From: David Farber <dave () farber net>
Date: Mon, 26 Mar 2007 21:08:48 -0400



Begin forwarded message:

From: DV Henkel-Wallace <dvhw () talima com>
Date: March 26, 2007 7:48:53 PM EDT
To: Daniel Berninger <dan () danielberninger com>
Cc: David Farber <dave () farber net>
Subject: Re: [IP] Ruling May Be End for Vonage / Judge Enjoins Use Of Key Technology good financial analysis of

Your facts don't affect the conclusion.

I haven't seen any numbers on customer exodus, but the fact is Vonage doesn't support porting numbers they've given you out (only in the case you happened to have ported a number in and haven't moved in the mean time). This makes the customers more sticky, so most are presumably sitting tight hoping that POTS interconnect won't stop working in 10 days or so (I know that's my strategy). But presume that the likely stays and appeals are exhausted: when people leave, the economics you describe will no longer apply. And if there's any significant hiatus (more than, say, 24 hours) most people likely _will_ leave. New subscribers? I'm sure they've already dwindled to a trickle.

Sure, VOIP calls entirely outside the POTS network aren't affected, but I'd bet they're a tiny percentage of all VOIP calls (perhaps excluding Skype, of which more below).

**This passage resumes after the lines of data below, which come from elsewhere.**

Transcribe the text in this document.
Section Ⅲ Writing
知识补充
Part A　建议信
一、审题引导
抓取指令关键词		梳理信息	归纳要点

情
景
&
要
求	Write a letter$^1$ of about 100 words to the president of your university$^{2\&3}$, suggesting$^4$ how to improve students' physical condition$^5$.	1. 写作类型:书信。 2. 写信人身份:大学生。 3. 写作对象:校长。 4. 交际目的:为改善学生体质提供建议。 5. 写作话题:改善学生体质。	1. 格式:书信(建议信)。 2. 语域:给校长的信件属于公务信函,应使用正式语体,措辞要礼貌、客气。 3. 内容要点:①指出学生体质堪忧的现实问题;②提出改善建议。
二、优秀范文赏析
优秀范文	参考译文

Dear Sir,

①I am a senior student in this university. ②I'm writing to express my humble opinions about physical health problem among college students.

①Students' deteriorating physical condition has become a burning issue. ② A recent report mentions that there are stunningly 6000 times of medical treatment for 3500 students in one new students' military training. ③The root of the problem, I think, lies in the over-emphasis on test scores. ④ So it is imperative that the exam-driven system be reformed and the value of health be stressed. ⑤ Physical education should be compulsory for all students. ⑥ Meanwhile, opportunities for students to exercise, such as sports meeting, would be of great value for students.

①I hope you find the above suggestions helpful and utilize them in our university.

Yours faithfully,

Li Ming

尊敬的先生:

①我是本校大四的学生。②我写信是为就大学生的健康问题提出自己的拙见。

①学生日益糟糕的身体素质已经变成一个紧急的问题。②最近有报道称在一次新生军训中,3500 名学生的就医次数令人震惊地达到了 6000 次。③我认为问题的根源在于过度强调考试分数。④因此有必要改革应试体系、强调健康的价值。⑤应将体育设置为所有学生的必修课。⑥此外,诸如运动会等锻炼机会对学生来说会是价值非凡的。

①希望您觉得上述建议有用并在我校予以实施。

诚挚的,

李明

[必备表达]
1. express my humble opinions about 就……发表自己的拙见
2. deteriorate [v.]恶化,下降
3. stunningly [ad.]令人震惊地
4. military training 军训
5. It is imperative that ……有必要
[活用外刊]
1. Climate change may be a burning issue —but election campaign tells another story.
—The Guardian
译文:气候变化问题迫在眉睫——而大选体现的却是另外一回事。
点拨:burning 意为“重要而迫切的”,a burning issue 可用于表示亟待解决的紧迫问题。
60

The VOIP vendors, and Vonage in particular, have screwed themselves by doing nothing but underpricing ordinary phone service and by stupidly building non-open systems (the latter in the style of the the mobile companies). VOIP could in theory offer all sorts of new products, but there's been precious little of that. So at this point they are at the mercy of the courts. And given how the RIM case played out, it's possible that Vonage _will_ be cut off.

If Verizon decides to go after others, Skype will slightly more resilient because they've portrayed themselves more as an IM service than a phone service, giving them a different demographic, and they have at least _tried_ to do something interesting with eBay pages. Surprisingly it's a hardware vendor, Shoretel, who is trying to move VOIP into slightly more interesting directions by hooking up with Salesforce.

Why don't I have a more seamless voice/SMS/etc experience across phone, mobile, laptop etc? Why aren't voice widgets (including _incoming_ calls from handsets) adjunct to all sorts of web pages and ordinary applications? It's because the Internet phone guys are basically old-skool POTS guys with a veneer of TCP-hipness glued on. Talk about lame.

-d



From: Daniel Berninger <dan () danielberninger com>
Date: March 26, 2007 7:54:52 AM EDT

The injunction has zero prospect of killing Vonage. People confuse threats to stock valuation with threats to the company. Stock valuation threatens Vonage only to the extent the company needs to raise new capital. Vonage
has sufficient cash reserves to reach cash flow positive status.

With respect to the permanent injunction, there does not exist a patent on VoIP itself. There exist a myriad of patents on aspects of implementation. Judge Hilton may interpret everything in Verizon's favor, but the nature of
our legal system allows Vonage appeal to other judges.